Module 1
Introduction to Data Engineering
Data engineering focuses on collecting, storing, and processing data for analytics. It supports data science roles like analysts and machine learning engineers by building data infrastructure. Data engineers use various tools for storage, pipelines, and processing, ensuring data is ready for machine learning and analytics.

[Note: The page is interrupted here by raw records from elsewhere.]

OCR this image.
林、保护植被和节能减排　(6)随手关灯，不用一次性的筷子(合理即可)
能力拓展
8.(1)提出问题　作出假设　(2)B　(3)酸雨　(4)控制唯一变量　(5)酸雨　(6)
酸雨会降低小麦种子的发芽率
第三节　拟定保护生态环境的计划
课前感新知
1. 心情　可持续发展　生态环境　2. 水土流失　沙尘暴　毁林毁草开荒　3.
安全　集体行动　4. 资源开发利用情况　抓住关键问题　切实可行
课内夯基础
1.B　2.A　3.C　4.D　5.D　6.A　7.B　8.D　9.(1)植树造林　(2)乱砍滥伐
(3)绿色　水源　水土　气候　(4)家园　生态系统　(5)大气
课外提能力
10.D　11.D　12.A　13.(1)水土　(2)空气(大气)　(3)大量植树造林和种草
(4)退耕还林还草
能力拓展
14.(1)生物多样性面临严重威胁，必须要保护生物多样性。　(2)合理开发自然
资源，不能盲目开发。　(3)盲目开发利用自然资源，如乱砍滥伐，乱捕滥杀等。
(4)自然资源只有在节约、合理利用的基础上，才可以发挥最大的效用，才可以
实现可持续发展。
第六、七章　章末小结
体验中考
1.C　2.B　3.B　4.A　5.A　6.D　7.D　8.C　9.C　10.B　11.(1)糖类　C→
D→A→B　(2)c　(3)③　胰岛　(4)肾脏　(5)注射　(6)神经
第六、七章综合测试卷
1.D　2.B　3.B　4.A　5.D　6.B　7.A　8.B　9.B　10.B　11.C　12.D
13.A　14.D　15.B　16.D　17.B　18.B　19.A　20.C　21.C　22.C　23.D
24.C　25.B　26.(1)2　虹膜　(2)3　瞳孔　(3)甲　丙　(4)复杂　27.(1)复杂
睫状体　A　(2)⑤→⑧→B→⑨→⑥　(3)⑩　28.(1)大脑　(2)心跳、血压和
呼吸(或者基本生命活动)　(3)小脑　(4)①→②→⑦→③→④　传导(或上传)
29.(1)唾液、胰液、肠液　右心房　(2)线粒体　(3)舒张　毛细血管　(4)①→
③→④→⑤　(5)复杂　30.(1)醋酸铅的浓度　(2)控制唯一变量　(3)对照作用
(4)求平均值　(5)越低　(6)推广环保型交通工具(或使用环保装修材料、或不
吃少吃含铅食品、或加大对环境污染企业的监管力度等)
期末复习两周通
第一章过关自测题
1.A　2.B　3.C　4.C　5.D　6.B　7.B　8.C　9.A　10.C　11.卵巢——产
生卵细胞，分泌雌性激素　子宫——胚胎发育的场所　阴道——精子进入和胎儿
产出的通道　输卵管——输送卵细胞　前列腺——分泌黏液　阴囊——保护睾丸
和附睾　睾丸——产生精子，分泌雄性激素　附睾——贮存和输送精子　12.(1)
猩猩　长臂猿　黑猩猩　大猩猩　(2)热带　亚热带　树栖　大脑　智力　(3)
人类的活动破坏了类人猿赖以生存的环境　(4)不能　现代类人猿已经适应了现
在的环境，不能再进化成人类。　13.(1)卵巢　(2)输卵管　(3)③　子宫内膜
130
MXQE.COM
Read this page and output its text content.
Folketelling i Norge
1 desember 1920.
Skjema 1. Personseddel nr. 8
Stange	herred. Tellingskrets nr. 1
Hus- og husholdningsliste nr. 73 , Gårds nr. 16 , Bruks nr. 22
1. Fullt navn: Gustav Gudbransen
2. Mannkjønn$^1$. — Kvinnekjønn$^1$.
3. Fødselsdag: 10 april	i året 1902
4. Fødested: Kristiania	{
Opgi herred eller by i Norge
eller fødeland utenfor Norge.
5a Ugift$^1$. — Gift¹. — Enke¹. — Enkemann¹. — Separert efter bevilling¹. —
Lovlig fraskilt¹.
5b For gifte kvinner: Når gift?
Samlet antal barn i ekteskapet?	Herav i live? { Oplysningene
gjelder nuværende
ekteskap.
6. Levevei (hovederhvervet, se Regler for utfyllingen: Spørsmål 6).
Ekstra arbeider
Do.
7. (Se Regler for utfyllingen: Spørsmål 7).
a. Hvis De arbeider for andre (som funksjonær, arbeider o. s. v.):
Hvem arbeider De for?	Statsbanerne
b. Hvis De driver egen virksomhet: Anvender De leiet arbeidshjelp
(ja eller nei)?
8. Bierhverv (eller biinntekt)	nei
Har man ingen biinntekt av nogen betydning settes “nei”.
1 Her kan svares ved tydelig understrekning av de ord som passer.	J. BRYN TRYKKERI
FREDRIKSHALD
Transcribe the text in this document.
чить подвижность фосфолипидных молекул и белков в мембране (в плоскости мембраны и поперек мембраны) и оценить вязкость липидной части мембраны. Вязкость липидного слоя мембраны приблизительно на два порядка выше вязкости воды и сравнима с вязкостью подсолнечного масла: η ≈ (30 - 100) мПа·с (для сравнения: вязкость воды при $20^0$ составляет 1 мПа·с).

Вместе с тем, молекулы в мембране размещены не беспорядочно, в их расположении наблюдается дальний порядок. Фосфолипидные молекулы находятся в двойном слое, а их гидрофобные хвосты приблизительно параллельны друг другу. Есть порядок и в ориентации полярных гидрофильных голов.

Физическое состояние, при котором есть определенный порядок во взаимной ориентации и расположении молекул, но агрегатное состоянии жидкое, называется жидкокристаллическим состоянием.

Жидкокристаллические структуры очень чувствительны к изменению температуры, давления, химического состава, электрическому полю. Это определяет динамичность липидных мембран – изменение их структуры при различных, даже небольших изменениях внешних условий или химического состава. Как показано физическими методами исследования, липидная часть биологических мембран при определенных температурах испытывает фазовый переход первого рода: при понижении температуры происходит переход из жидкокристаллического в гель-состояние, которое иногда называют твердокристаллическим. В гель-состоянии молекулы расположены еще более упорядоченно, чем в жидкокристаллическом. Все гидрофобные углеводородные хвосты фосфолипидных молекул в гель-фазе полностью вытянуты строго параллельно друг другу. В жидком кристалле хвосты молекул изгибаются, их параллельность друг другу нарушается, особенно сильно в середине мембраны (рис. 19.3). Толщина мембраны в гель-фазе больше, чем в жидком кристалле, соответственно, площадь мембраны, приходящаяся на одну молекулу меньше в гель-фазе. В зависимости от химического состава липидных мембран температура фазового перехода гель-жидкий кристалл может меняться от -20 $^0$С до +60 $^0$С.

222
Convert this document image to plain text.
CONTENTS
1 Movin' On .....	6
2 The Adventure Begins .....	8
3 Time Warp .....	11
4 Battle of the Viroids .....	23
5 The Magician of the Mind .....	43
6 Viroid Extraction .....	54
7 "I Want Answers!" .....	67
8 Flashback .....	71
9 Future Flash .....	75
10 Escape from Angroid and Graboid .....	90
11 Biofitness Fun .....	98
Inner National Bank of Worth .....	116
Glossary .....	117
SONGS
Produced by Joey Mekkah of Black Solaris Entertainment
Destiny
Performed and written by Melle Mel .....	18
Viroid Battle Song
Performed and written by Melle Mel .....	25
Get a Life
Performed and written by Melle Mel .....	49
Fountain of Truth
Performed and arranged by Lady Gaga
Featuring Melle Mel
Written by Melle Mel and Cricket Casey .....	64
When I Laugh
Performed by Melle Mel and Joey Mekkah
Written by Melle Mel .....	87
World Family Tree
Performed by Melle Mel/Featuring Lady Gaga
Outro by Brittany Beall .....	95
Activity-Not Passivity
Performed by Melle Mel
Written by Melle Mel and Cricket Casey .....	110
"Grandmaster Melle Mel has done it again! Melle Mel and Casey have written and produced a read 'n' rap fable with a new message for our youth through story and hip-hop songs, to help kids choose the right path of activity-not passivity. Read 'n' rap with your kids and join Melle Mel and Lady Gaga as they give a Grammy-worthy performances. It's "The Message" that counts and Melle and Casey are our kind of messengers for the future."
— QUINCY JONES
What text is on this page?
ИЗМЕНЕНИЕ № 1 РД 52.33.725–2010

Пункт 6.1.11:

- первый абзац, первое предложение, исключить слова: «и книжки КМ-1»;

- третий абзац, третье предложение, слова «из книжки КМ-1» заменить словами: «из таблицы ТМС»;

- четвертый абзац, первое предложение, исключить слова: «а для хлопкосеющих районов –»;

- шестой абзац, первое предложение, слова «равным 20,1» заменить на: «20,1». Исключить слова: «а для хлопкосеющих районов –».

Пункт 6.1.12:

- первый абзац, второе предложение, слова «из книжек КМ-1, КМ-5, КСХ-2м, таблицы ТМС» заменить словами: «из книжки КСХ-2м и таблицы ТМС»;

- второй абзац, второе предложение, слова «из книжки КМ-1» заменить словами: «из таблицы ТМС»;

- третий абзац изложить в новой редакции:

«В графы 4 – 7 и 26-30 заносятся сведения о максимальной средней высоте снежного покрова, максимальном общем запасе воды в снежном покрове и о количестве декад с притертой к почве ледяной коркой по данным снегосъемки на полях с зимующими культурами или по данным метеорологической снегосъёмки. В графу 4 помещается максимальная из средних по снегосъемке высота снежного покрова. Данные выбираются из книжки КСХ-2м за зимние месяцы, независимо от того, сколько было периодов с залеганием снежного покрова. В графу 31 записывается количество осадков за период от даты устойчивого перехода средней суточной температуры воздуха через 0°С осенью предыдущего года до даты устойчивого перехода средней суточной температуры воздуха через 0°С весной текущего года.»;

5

Computer science fundamentals
Software development covers coding, Agile processes, DevOps, and essential tools like Git and Azure DevOps. Relational databases are crucial for data management, requiring SQL, data modeling, and normalization for efficient structuring.
Introduction to Python
This course covers Python fundamentals, starting with programming basics and setting up the development environment. Key topics include variables, loops, functions, data structures like lists, tuples, dictionaries, and sets, along with indexing, slicing, and file handling for JSON and CSV.
Python for Data Engineers
This module covers advanced Python concepts like classes, modules, exception handling, and logging. It also includes data engineering topics such as datetime, JSON processing, unit testing, and Pandas for data manipulation. Additionally, it explores NumPy and working with APIs, databases, and data sources/sinks.
Data Preparation & Cleaning For machine learning
This module covers the ML preparation checklist, handling missing values using Pandas and Imputers, and encoding categorical variables. It also includes outlier detection, feature scaling, and selection techniques like correlation matrices and RFECV. Finally, it explores ML model validation through theoretical and practical approaches.
Docker Fundamentals
This module covers Docker fundamentals, comparing it with virtual machines and explaining key concepts like images, containers, and registries. It includes hands-on practice with pulling images, running containers, Docker Compose, and building images. Finally, it explores Docker in production, covering deployment, security best practices, and container management with Portainer.
Successful Job Application
This module guides you through career paths, industry roles, and company types for data engineers. It covers building a strong personal brand on social media, documenting your work via GitHub and Medium, and finding quality datasets for projects. You’ll learn how to craft an effective CV, navigate the job market, and prepare for interviews, including technical assessments and salary negotiations.
SQL for Data Engineers
This module covers database fundamentals, including DBMS, SQLite, and the Chinook database. It introduces SQL basics like DML, DDL, joins, and aggregation, followed by advanced concepts such as transactions, subqueries, and window functions. Additionally, it provides insights into excelling as a data engineer, focusing on project phases, planning, platform design, risk management, testing, documentation, and operational improvements like monitoring and continuous enhancement.
Module 2
Platform & Pipeline Design Fundamentals
This module covers the fundamentals of data platform and pipeline design, including key blueprints and essential engineering tools. It explores various pipeline types such as push, pull, batch, and streaming, along with stream analytics and Lambda architecture. Additionally, it delves into data visualization using Hive, Spark on Hadoop, and Spark Thrift Server.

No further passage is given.